|Get ready for a big debate on how to improve democracy in New Zealand. On Tuesday, Justice Minister Kris Faafoi announced the review panel that will oversee a once-in-a-generation overhaul of electoral rules, including how political parties are funded. The announcement contained details of some significant changes to elections and Parliament to be considered.
The review is welcome news, as there is significant room for improvement in how New Zealand politics works. And the Minister’s reform process looks fairly sensible.
As well as dealing with the crucial issue of money in politics, the new review will consider other highly contentious electoral issues: lowering the voting age, reducing the 5% MMP threshold, abolishing the coat-tailing rule, lengthening the parliamentary term, and increasing the ability to move on and off the Māori electoral roll.
It’s easy to be sceptical about the possibility of real reform – there have been numerous reviews of elections and rules over the years that haven’t resulted in any change. But it looks like Faafoi has listened to criticisms and come up with something more robust.
There are now essentially two stages to Faafoi’s review – step one is currently looking at some targeted changes to electoral finance rules, and these are due to be put in the place this year, in time for next year’s election. This first step may end up just being tinkering. It’s the second step that will be much more sweeping in focus, allowing for the possibility of major reform.
The independent review panel of six has also been announced.
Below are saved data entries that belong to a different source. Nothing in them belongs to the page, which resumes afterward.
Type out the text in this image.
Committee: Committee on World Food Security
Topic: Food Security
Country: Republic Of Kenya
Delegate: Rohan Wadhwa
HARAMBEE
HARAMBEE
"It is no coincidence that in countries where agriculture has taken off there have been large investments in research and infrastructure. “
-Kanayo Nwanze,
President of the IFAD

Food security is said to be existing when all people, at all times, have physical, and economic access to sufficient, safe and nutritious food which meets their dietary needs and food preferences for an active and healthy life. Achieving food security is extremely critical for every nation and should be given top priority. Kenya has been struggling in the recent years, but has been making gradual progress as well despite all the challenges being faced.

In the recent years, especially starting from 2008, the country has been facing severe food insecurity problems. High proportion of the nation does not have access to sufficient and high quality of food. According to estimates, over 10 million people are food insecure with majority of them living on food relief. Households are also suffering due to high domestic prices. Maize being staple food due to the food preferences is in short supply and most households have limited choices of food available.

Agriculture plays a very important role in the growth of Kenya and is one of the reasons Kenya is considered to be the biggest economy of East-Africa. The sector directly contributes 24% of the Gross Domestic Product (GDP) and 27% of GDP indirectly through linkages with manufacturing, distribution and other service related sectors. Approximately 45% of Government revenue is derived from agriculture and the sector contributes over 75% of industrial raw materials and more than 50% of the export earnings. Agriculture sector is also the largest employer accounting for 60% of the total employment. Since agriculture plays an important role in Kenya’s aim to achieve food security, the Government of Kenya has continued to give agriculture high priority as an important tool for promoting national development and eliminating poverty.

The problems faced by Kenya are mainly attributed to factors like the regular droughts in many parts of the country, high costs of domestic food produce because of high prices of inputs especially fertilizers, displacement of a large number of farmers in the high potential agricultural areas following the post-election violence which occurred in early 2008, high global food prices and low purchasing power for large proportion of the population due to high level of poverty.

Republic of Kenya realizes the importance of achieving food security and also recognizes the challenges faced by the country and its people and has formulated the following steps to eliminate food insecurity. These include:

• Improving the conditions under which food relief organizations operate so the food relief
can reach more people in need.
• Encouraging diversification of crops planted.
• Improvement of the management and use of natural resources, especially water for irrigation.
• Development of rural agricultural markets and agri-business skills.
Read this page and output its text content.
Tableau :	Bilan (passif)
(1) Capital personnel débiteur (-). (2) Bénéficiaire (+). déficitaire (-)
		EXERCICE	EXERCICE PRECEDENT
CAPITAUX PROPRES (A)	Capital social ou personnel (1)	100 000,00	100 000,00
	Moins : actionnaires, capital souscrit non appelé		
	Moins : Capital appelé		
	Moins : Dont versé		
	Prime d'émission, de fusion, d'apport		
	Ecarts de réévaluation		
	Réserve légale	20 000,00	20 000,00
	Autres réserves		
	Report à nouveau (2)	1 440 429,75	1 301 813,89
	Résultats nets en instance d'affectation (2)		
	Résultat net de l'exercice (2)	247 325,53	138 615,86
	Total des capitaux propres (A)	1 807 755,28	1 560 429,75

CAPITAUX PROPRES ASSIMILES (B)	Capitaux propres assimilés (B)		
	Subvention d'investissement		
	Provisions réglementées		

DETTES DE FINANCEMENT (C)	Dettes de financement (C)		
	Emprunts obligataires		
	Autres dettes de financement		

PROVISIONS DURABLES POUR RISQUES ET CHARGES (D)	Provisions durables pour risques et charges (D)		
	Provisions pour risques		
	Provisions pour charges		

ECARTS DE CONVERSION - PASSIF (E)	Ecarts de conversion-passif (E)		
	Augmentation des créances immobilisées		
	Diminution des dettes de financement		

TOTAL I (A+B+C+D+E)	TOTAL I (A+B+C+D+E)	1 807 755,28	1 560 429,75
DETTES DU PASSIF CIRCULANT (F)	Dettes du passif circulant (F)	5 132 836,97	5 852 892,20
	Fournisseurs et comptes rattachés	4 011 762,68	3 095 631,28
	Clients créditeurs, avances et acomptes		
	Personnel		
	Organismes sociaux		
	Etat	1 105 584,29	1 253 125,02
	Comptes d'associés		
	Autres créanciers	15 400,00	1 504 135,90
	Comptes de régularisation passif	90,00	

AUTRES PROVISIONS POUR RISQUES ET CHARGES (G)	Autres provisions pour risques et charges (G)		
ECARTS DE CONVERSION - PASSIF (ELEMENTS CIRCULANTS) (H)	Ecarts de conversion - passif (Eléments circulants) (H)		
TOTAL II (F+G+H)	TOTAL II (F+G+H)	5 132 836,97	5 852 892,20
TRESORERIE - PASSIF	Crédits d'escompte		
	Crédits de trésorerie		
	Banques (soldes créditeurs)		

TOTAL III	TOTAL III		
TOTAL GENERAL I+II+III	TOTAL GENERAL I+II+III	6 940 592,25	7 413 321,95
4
The chair is lawyer Deborah Hart, and it includes Māori academic Maria Bargh, electoral law expert Andrew Geddis, law student and disability advocate Alice Mander, former Chief Electoral Officer Robert Peden, and political scientist Lara Greaves.
Faafoi says the panel was picked in consultation with the leaders of other parties in Parliament. Even so, there has been some grumbling about the group not being very politically diverse. National-aligned blogger Liam Hehir argued yesterday that although they “all seem like pretty talented and credentialed people… it seems to be a fairly left-wing group” that “falls pretty squarely within the comfort zone of the Labour Party.” He believes that, although each panel member obviously has their own integrity, it will be hard for some individuals not to be influenced by the Government’s agenda.
Such criticisms will likely only help push panel members to further assert their independence and make sure they properly engage with all sorts of stakeholders in coming up with their recommendations.
It’s this issue of public engagement that the Government has, so far, been very weak on in terms of their electoral reform agenda. For example, for the first stage of reforms Faafoi released a set of proposals for change, and only gave the public a few weeks over the summer break to provide feedback, suggesting they were not actually very interested in consultation.
The Greens have been the biggest critics of the Government’s reform programme, with justice spokesperson Golriz Ghahraman hitting out yesterday, saying there had already been enough reviews and it was time for the Government to just implement previous recommendations.
She suggested the Government was stalling on reform, and advocated Labour simply support her private members bill which sought to implement a large number of changes, including the 2012 recommendations of the Electoral Commission. Ghahraman said: “Those matters should now be acted upon, and this new working group should look at other things… we wouldn’t want it to be used as a delay tactic.”
However, many of the reforms that Ghahraman’s private members bill champions are highly contentious, and all require much more debate and discussion. The Government’s review seems the most sensible way forward for these, rather than just pushing major constitutional changes through the debating chamber as the Greens suggest.
What’s more, although the Government’s review panel will certainly take time – it could be that any new reforms are only passed in time for the 2029 election – there is no doubt the panel will be moving quite fast, and potentially too fast. Major constitutional reform should be done slowly with maximum public debate. According to the detail of the new reforms, the panel’s timeframes are fairly urgent: they will release a potential range of reform options by November this year, their draft recommendations will be put to the public by May next year, and their final report will come out in November next year.
Some might see the reform area as too narrow. And there certainly are areas that the review isn’t allowed to look at – such as the size of the Parliament – which clearly should be on the agenda. But all the other issues under the microscope provide for the possibility of quite radical change.
There will be an obvious temptation for the media and public to focus on the contentious issue of lowering the voting age, but the other areas are also truly huge.
For example, the review will look at the rules around political party advertising, with some big changes expected, including a shakeup of the allocation of broadcasting monies to the parties, a repeal of the ban on election day advertising, and new rules for social media use by politicians. Likewise, big changes could occur in protecting the country from foreign influence, and for how the state deals with politicians who may have broken the political finance rules.
But along with issues like fixing money in politics, the review will grapple with the major issue of whether our system of MMP should continue with the current five per cent threshold, which keeps minor parties from growing and getting into Parliament. The review panel are likely to advocate that it is reduced to something like three per cent, or perhaps even abolish it entirely – something that would make the system more democratic. Such a change would be truly consequential, and it’s a very good example of why the public needs to take this new review very seriously, and engage with it. Let the debate on how to improve democracy begin.